After rendering a custody decision in favor of mother, the trial court ordered father to pay mother’s attorney’s fees pursuant to KRS 403.220. The trial court made its decision after considering the father’s annual income of $32,000.00, the mother’s annual income of $41,000.00, and the father's lack of candor and cooperation which led to the accrual of many of the fees. The Court of Appeals reversed and remanded the trial court decision, determining that no disparity of income existed between mother and father’s income to justify an award of attorney’s fees pursuant to KRS 403.220.

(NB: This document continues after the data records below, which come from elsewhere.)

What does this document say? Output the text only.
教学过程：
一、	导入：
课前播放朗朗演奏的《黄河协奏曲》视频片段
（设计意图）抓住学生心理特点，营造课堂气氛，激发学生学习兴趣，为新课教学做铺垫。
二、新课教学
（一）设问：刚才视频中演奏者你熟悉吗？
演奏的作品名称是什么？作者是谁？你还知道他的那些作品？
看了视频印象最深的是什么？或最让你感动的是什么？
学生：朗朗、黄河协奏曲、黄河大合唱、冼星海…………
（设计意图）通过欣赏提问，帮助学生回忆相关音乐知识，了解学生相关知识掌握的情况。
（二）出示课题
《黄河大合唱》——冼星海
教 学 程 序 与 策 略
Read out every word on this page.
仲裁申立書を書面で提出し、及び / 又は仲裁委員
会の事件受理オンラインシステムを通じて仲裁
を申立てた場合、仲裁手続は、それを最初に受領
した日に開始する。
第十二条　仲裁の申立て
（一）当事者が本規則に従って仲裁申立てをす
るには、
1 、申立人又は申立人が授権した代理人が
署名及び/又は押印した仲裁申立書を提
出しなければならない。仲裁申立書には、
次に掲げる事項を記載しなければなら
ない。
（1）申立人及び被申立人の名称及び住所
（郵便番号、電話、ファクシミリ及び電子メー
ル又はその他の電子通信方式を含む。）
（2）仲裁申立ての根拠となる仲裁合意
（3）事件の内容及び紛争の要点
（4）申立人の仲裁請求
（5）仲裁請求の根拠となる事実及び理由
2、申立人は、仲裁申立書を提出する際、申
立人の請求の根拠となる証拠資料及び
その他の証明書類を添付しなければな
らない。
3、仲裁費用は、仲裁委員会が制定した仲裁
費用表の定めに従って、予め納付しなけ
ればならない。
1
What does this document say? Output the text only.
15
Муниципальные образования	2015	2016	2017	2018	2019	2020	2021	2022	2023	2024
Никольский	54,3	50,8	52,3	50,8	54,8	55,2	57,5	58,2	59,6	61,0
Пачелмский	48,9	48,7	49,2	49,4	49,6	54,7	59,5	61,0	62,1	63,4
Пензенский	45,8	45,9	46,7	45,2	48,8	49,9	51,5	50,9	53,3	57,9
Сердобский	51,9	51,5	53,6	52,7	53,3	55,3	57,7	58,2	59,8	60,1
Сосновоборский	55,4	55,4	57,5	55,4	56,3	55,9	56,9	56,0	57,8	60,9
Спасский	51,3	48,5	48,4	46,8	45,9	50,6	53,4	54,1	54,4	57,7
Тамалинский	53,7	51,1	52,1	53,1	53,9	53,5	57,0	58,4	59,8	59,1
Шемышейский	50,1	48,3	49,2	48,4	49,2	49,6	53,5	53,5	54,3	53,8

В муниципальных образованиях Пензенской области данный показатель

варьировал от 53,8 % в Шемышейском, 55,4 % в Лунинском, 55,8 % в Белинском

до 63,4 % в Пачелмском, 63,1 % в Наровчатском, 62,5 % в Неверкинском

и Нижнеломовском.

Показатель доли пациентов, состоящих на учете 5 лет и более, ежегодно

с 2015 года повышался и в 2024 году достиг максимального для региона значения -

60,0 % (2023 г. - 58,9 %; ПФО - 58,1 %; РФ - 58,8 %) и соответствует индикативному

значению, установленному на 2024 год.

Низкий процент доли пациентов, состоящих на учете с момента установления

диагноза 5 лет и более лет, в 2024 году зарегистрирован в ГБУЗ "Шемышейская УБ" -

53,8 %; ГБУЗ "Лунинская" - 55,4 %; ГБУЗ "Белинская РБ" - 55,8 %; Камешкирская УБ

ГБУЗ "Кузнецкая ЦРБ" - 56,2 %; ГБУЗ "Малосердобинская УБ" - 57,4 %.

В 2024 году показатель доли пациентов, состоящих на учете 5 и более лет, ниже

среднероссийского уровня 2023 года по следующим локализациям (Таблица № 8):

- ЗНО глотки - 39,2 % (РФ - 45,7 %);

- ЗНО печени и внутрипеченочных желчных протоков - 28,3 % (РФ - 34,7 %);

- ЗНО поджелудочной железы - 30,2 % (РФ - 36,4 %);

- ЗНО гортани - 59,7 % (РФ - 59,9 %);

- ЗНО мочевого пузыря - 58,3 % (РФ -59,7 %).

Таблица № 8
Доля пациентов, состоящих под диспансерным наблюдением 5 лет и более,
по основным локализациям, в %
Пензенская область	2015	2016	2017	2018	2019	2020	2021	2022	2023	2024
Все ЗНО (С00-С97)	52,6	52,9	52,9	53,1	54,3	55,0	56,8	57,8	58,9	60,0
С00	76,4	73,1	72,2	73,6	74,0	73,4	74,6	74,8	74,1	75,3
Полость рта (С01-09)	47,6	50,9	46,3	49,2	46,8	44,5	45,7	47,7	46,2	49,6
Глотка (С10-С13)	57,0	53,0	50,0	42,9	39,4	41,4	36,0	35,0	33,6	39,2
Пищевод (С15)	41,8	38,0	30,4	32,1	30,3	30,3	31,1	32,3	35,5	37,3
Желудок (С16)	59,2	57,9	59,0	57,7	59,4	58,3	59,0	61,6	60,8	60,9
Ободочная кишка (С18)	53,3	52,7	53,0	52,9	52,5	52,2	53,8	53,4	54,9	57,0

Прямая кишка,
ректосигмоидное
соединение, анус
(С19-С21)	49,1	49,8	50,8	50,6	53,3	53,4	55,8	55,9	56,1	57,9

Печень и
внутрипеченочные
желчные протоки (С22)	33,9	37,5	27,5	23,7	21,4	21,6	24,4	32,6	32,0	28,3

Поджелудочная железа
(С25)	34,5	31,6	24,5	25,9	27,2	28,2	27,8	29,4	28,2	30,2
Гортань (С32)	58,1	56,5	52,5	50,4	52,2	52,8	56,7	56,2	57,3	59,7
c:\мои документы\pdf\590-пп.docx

The mother petitioned the Supreme Court for discretionary review, arguing that the plain language of KRS. 403.220 does not require a financial imbalance for an award of attorney’s fees, but only requires the court to consider the financial resources of both parties in determining if attorney’s fees should be awarded. Overturning forty-years of precedent, the Supreme Court held that KRS 403.220 does not require that a financial disparity must exist for the trial court to order one party to pay a reasonable amount of the other party’s attorney’s fees in a dissolution of marriage action. However, the Court noted that financial disparity “is still a viable factor for trial courts to consider in following the statute and looking at the parties’ total financial picture.”
The Supreme Court found that the trial court acted within its discretion when assessing attorney’s fees against father after giving consideration to the parties’ financial resources and reversed the decision of the Court of Appeals.